Tuesday, July 15, 2008

Tempest in an Inkpot

About that New Yorker cover. I see a lot a stuff that's just silly.
It's not funny.

It's not supposed to be funny. New Yorker covers rarely are. They can be wry; they can be satirical; they can be pretty. Sometimes they are subtle enough to require study before they are understood; sometimes they are blunt instruments. Occasionally, yes, they may elicit a subdued chuckle. But funny? Not so much.

It's racist.

No, it isn't. It's anti-racist.


The New Yorker thinks that the Obamas are gun-toting, flag-burning, America-hating Islamic terrorists.

No, it doesn't. It thinks that the Obamas are none of these. The cover isn't characterizing the Obamas; it's ridiculing the smears that are being used against them.


I'm going to boycott The New Yorker

OK. Conservatives already do, so you must be a liberal. Let's think this through. Better yet, let's look at some stuff that's appeared in The New Yorker:

This is a tiny sample, believe me. This is the magazine you want to boycott?

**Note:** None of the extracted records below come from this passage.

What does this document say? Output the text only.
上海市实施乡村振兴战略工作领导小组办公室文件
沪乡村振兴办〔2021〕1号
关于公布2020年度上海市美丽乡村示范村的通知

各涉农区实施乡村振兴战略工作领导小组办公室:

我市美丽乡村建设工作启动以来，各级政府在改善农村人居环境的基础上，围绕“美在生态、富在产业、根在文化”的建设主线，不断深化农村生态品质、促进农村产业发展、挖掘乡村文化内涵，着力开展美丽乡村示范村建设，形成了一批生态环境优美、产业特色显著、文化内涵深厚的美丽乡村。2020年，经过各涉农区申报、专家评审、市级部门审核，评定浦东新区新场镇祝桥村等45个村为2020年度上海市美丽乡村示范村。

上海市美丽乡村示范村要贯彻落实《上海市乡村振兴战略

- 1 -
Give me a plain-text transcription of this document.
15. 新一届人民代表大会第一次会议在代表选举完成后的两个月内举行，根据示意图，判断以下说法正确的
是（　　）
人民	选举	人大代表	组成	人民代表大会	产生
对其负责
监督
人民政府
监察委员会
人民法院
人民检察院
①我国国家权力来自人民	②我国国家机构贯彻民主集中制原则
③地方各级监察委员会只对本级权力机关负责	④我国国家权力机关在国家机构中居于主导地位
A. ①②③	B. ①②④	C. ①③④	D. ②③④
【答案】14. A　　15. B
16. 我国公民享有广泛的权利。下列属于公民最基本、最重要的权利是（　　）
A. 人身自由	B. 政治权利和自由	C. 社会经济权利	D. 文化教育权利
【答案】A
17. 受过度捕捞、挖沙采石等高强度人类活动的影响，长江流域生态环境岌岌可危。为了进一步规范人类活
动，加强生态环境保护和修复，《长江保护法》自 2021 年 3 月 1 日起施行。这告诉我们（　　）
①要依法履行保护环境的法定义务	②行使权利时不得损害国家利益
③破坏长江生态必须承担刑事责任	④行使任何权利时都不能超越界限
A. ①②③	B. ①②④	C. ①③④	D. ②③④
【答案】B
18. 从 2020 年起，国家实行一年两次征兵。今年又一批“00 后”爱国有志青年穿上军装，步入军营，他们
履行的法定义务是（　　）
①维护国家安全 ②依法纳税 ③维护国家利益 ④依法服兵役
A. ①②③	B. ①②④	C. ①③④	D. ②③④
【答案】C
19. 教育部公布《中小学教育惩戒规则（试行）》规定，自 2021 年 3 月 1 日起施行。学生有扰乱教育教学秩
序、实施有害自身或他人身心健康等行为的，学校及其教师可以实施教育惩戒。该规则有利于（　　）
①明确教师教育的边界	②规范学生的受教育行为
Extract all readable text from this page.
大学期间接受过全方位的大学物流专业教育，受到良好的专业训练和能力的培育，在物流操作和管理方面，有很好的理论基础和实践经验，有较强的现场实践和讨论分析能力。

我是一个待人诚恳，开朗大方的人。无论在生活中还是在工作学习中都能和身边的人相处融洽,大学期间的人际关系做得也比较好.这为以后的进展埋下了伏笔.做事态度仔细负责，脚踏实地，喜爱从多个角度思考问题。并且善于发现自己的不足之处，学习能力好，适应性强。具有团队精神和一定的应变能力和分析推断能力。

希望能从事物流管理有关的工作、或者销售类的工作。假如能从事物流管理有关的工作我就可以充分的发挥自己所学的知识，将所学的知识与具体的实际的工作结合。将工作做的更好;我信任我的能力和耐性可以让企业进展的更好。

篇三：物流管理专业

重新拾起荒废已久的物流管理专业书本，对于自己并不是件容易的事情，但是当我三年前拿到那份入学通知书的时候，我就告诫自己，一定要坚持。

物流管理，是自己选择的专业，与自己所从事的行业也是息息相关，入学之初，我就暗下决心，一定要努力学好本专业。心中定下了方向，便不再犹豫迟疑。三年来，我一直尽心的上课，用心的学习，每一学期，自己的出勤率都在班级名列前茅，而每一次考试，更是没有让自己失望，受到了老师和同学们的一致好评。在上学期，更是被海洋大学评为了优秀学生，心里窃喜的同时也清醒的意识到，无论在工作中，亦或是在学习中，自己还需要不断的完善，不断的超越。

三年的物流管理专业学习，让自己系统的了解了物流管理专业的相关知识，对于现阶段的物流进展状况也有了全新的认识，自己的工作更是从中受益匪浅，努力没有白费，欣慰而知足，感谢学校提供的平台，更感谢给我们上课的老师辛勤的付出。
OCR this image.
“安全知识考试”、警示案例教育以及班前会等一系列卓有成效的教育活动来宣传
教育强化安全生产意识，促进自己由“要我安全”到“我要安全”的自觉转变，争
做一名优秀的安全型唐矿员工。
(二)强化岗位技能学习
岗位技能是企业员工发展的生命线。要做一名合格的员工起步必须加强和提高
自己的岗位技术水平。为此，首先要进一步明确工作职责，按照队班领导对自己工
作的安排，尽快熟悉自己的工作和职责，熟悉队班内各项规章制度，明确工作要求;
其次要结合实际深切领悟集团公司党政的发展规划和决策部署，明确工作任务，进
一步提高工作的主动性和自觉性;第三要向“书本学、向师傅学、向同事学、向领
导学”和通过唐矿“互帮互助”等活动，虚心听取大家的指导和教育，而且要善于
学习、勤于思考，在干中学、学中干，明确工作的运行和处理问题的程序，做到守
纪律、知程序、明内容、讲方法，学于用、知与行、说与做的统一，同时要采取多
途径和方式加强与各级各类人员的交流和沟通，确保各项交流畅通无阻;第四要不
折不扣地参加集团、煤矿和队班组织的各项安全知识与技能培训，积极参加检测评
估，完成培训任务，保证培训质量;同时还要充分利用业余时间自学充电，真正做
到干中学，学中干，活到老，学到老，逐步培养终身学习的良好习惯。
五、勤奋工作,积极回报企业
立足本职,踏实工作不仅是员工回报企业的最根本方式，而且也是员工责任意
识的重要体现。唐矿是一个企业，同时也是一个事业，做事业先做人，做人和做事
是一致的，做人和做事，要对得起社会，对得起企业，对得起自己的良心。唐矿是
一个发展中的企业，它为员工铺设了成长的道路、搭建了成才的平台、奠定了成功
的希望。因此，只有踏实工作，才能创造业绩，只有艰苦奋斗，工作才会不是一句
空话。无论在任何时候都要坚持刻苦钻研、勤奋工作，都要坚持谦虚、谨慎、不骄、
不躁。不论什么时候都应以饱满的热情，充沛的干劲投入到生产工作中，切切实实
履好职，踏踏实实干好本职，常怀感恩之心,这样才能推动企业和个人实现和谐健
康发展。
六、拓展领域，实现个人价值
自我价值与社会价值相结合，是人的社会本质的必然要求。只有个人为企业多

They shouldn't have used it because [insert your favorite demographic here] won't understand it.

Sorry, but that is not The New Yorker's problem. The magazine is written for its readers. Most magazines are. It seems a little off the mark to say that a magazine should tailor its content for people who don't read it.


They put this on the cover to sell magazines.

Outrageous!


Update: Jon Stewart excoriates The New Yorker for printing satire that some people might not get. Daily Show correspondents reveal that this kind of horrible stuff permeates the magazine: in addition to believing that Obama is an Islamic extremist, it supports baby-killing.